Christmas is much the same around the world, celebrated with family and friends. But every culture has its own traditions. And the Blast, with eight different nationalities on its roster, offers a global look - from Canada to South America to West Africa and back to Bermuda and the West Indies.

Perhaps it is being away from home that makes the Blast players so aware of home.

"Brazil is a totally different place," said Cabral. "It is summertime in Brazil. Santa Claus comes in a T-shirt, shorts and sandals."

But he is still Santa, with the white beard and the bagful of toys. Children hustle off to bed on Christmas Eve about 4 p.m. for a long, early nap, so parents can help Santa prepare.

"You know if you don't sleep, Santa won't come," Cabral said, explaining how children leave their letters for Santa around the Christmas tree before going to sleep. "You tell him, `I've been good, doing my homework, listening to my parents,' and let him know, `This is what I want.' You get up again around 10 p.m. You dress up, and you've gotten a nice haircut. You all gather for a great family dinner around 11 or 11:30 p.m., and it is while you are at the table that Santa comes."

Cabral recalled how hard it was for everyone to pull themselves away from the table where his dad had made a "California turkey," roast turkey surrounded by fresh pineapple, peaches, bananas, strawberries and watermelon. But, of course, it happens. Presents await,

"The first chance I get, I'm going to take them home," Cabral said. "All the doors in the neighborhood are open, and family and friends go around and visit each other.
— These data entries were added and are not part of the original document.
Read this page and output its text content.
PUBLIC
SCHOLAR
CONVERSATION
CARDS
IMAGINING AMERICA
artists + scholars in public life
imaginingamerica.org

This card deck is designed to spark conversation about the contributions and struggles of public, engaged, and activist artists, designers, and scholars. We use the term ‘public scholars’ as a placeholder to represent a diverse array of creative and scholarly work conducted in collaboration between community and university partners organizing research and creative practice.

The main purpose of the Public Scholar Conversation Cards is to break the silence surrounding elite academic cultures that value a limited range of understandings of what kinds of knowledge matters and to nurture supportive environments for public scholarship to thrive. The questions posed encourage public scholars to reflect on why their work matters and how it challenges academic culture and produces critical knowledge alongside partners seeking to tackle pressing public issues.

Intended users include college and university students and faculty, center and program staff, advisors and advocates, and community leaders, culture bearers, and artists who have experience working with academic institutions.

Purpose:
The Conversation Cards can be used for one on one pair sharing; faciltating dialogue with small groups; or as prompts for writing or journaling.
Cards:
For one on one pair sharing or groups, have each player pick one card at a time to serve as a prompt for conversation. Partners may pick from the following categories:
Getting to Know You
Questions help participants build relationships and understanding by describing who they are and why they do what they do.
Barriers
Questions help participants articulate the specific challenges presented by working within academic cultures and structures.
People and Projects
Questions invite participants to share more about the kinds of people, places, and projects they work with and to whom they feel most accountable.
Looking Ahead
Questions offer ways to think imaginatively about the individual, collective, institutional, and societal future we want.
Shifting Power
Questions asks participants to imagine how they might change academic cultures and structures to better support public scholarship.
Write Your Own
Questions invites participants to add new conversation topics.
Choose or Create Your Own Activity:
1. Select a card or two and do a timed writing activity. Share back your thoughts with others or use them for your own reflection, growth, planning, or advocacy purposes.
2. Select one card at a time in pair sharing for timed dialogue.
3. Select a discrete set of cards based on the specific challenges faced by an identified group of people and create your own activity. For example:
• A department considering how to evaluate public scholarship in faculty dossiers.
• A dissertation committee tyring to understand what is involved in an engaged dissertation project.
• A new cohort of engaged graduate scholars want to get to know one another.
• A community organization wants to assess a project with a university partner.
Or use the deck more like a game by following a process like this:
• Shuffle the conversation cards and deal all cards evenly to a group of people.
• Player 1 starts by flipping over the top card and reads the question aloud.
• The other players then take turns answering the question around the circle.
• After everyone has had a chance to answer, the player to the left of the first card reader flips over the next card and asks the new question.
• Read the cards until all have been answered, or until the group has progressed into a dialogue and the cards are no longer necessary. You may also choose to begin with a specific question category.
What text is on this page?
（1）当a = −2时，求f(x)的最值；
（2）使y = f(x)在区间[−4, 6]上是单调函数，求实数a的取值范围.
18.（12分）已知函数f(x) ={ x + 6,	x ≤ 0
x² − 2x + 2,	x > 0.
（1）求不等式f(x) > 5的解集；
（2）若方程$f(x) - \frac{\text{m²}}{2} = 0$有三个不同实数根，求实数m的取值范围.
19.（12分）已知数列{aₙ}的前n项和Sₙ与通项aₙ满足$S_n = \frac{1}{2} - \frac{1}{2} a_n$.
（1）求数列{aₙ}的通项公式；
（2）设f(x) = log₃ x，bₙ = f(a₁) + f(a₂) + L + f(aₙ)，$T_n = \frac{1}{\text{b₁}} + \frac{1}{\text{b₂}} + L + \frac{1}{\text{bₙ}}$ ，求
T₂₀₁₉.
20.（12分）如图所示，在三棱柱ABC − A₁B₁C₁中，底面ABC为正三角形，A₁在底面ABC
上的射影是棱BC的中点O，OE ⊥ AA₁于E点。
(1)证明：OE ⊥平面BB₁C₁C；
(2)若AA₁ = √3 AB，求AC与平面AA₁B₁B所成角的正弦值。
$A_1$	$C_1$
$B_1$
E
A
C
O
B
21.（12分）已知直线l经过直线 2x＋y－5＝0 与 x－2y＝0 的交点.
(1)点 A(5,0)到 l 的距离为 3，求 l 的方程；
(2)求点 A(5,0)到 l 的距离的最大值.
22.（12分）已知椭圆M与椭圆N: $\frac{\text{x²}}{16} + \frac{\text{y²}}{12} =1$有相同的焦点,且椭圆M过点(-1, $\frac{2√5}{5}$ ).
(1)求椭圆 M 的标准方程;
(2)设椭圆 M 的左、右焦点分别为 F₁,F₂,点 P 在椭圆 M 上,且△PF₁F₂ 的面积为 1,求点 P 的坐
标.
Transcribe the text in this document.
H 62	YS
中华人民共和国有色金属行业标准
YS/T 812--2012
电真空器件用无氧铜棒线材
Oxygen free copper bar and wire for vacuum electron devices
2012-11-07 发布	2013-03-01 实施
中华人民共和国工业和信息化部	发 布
I want my family to experience that."

This Christmas, Blast backup goalie Brian Rowland will be spending only his second Christmas away from his parents' home in Toronto. What he'll miss most is spending time with his family.

"There will be hours on the telephone," he said. "My mom will probably call first thing and pass the phone around to my immediate family and then, in the afternoon, everyone will gather with other family members and there will be another call with aunts and uncles and grandparents. I wish I could go home, but that's not going to happen."

Blast forward David Bascome's family - his wife and three sons - are traveling to Smiths, Bermuda, to spend Christmas with family there. He wishes he could go, too.

"My memories of Christmas might not be like everyone else's," said Bascome, who grew up in a group home with periodic visits to his grandmother. "Me and Santa had a falling out. My whole life, I wanted a G.I. Joe. Every year, I asked for a G.I Joe. Not a big one, just a little one. Every year, I'm thinking I'm going to get it, and I never have. I got soccer balls, soccer cleats, soccer shorts. Santa still owes me a G.I. Joe."

Still, Christmas in Bermuda offers fond memories, like the Dudley Eve Cup on Boxing Day, when everyone dresses up in the clothes they got for Christmas and show everything off at the soccer games.

Blast defenseman Wendell Regis said in Trinidad everyone spends the weeks leading up to the holidays doing housework.

"Everyone cleans their houses," Regis said. "You cleaned the inside and outside walls of your house. It was like making a new beginning.

"And it was about food and family and friends. There was smoked ham and a dish called pastille. The outside of it was a flour mix and inside was ground beef and maybe some other things. After you boiled it, it would be wrapped in fig leaves."

This Christmas, Regis will visit his mom, stepfather, brother, his wife and kids in Germantown, where they now all live. He will take gifts for everyone, and he might even sing a rhyme as he enters his mother's home.